En octobre prochain, le tribunal correctionnel de Paris sera le théâtre d’un procès très attendu. Le politologue et écrivain Charles Onana, bien connu pour ses travaux critiques sur la politique du régime rwandais, est poursuivi par un groupe d’organisations de défense des droits de l’Homme. Parmi les plaignants figurent la Fédération Internationale des Ligues de Droits de l’Homme (FIDH), l’association Survie-France, la Ligue des Droits de l’Homme (LDH), la Communauté Rwandaise de France (CRF) et le Collectif des Parties Civiles. Tous accusent Charles Onana de « négation du crime de génocide des Tutsi », suite à la publication de son livre controversé Rwanda, la vérité sur l’opération Turquoise en 2019.
Ce livre, préfacé par le colonel Luc Marchal, ex-commandant des casques bleus de l’ONU à Kigali en 1994, soulève des questions sensibles. Onana y explore les aspects moins connus du génocide rwandais et accuse Paul Kagame et son régime d’avoir orchestré une invasion déguisée du Congo-Zaïre dès 1994. Il affirme que cette stratégie visait à s’emparer des ressources minières de la région tout en manipulant la crise des réfugiés. Ses conclusions s’appuient sur des documents militaires et des archives issues de la CIA, de l’armée belge, du renseignement militaire français, ainsi que sur des sources onusiennes et américaines.
Le procès se tiendra les 7, 8, 10 et 11 octobre 2024, et le colonel Marchal, qui a directement vécu les événements de 1994, témoignera en faveur de Charles Onana. Ce soutien de poids, couplé aux recherches méticuleuses de l’auteur, renforce la crédibilité de son travail. Toutefois, les plaignants cherchent à interdire la diffusion de son ouvrage, l’accusant de minimiser le génocide tout en mettant en lumière des éléments perçus comme déstabilisants pour le régime rwandais.

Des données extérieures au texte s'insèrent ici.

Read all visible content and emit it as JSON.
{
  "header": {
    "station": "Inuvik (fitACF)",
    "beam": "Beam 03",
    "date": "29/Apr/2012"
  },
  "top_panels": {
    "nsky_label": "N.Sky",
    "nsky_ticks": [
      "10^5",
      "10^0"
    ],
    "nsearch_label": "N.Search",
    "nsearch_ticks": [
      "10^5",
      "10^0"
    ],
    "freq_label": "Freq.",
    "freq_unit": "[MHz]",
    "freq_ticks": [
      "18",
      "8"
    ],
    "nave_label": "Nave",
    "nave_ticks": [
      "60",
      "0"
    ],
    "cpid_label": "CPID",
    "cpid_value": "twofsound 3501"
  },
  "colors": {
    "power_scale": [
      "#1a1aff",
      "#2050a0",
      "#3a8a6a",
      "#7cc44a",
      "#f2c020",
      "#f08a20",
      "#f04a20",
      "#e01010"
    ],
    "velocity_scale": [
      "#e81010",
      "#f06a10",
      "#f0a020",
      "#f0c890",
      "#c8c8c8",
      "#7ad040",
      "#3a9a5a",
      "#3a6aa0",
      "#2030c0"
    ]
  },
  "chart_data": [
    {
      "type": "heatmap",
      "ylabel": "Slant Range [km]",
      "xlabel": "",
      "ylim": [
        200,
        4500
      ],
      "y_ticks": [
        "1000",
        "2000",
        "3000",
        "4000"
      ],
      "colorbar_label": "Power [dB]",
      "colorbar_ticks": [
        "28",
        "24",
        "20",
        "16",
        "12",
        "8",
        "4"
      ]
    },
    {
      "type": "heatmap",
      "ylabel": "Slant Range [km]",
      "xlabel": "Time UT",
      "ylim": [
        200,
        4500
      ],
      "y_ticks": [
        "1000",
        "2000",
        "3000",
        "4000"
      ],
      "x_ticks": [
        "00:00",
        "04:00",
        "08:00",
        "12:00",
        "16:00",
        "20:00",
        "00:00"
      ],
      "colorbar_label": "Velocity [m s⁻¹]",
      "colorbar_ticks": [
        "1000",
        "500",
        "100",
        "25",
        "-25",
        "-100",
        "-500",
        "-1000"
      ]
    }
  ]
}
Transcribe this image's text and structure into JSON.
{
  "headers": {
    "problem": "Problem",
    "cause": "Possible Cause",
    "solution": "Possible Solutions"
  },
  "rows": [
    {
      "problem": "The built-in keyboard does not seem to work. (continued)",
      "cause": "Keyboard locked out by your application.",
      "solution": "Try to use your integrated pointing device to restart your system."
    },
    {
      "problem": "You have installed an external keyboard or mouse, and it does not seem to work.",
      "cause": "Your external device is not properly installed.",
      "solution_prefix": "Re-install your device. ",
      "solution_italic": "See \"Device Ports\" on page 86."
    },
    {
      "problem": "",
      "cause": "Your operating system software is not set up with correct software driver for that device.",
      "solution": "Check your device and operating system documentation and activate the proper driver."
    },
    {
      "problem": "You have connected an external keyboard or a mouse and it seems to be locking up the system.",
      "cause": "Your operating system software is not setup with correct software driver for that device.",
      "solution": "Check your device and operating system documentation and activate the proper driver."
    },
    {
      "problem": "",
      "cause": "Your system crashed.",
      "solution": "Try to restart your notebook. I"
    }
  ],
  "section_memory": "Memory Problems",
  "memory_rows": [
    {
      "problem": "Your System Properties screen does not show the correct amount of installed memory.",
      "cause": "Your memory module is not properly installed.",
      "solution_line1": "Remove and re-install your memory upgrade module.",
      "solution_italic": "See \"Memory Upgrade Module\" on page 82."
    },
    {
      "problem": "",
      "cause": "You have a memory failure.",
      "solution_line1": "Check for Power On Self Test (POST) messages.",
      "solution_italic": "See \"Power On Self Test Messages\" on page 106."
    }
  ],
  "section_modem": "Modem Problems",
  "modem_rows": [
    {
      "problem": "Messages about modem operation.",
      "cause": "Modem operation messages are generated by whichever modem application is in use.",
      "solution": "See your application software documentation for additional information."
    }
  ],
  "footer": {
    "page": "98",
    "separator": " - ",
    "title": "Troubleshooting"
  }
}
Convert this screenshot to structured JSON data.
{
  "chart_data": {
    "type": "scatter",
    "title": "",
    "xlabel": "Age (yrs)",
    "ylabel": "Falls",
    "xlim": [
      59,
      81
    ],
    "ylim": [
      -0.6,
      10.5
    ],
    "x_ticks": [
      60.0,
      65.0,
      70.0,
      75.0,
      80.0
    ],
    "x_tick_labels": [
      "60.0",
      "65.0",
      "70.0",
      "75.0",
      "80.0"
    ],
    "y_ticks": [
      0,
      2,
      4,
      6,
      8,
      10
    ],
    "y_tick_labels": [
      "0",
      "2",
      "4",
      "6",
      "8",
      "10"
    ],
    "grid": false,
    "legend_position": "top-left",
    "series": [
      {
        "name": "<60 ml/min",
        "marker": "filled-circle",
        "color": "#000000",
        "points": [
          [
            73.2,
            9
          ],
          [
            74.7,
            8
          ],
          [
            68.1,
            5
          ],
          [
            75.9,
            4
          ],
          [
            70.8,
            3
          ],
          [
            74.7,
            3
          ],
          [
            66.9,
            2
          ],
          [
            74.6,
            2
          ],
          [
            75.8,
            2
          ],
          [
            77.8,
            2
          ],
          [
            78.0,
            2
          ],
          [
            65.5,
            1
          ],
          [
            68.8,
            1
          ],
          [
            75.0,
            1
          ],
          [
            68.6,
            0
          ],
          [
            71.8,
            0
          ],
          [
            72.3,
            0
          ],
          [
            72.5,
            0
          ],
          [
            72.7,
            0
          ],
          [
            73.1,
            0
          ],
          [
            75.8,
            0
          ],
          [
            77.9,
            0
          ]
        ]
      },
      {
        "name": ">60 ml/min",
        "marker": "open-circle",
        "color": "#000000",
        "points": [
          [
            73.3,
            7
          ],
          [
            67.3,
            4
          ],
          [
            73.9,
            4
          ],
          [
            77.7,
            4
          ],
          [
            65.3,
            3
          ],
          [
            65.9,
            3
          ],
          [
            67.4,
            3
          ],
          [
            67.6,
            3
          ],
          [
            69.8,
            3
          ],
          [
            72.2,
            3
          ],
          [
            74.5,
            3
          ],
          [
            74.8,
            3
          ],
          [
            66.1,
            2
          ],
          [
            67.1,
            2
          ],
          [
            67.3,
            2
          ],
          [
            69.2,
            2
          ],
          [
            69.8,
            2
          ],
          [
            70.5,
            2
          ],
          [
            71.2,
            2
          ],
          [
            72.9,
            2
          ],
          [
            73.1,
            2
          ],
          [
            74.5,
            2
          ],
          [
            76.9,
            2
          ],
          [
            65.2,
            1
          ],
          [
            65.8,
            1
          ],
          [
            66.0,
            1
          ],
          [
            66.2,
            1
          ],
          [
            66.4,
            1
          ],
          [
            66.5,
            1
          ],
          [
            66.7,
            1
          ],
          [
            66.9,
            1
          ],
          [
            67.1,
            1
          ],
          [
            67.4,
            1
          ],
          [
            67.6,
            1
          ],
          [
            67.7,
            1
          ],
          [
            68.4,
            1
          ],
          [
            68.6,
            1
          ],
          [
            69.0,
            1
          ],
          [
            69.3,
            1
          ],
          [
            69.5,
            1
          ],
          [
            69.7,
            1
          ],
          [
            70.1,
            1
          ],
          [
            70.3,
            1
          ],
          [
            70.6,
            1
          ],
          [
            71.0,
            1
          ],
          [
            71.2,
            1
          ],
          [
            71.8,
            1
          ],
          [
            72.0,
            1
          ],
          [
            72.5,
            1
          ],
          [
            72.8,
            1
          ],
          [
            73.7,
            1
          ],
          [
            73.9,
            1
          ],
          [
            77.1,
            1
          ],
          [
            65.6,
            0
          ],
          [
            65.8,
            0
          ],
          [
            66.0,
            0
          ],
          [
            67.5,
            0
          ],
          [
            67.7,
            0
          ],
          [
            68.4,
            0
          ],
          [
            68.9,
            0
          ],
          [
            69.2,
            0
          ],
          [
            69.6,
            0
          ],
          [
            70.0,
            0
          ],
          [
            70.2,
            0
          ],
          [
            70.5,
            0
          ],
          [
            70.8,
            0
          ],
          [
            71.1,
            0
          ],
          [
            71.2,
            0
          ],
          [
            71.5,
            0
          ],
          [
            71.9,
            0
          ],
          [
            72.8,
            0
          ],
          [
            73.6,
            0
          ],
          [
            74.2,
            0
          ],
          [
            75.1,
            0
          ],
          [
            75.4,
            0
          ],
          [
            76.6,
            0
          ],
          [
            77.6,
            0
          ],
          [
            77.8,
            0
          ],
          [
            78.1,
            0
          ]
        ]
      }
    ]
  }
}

Un combat judiciaire aux racines profondes
Cette affaire n’est pas une première pour Onana. En 2002, Paul Kagame et l’État rwandais avaient déjà intenté une action en justice contre lui, suite à la publication du livre Les secrets du génocide rwandais, co-écrit avec Déo Mushayidi, un rescapé du génocide et ancien membre du Front Patriotique Rwandais (FPR). Malgré des accusations similaires, cette plainte avait été retirée après que Onana eut produit des preuves solides, dont certaines ont été utilisées par la défense au Tribunal Pénal International pour le Rwanda (TPIR).
Les recherches de Charles Onana lui ont valu une reconnaissance internationale, notamment de la part de la procureure Carla Del Ponte en 2005, qui l’a reçu à La Haye. Elle a partagé avec lui des informations compromettantes concernant l’attitude de Kagame envers les enquêtes menées contre l’Armée Patriotique Rwandaise (APR) en 1994, alors dirigée par Kagame lui-même. Ces informations renforcent l’idée d’une approche plus nuancée du rôle des différentes forces dans la tragédie rwandaise.
Un contexte de répression des voix dissidentes
Malgré les efforts pour projeter une image positive sur la scène internationale, le régime de Paul Kagame fait régulièrement face à des accusations de répression et de violence contre ses opposants, que ce soit au Rwanda ou à l’étranger. Un consortium de journalistes de 17 médias différents a révélé récemment, dans l’enquête Rwanda Classified, les méthodes utilisées par le pouvoir rwandais pour museler toute voix critique : intimidations, menaces et même tentatives d’assassinat.
Cette atmosphère de contrôle et de répression s’étend bien au-delà des frontières du Rwanda. On se demande alors si les associations de défense des droits de l’Homme qui attaquent Onana seraient prêtes à porter plainte contre le régime de Kagame pour son soutien au groupe rebelle M23 en République Démocratique du Congo, un soutien bien documenté par les experts de l’ONU. Ces mêmes associations, qui affirment défendre les droits de l’Homme, semblent jusqu’à présent éviter de s’attaquer directement à Kigali, malgré les preuves accablantes des crimes commis par le régime de Kagame dans la région des Grands Lacs.
Le procès à venir s’inscrit donc dans un contexte hautement politique, où la liberté d’expression, le rôle des chercheurs et la question du génocide rwandais se heurtent à la volonté du régime de Paul Kagame de maintenir sa version des faits. Le verdict de cette affaire aura sans doute des répercussions bien au-delà du tribunal de Paris, en influençant le débat sur la liberté d’enquête et la responsabilité des puissants dans les tragédies africaines.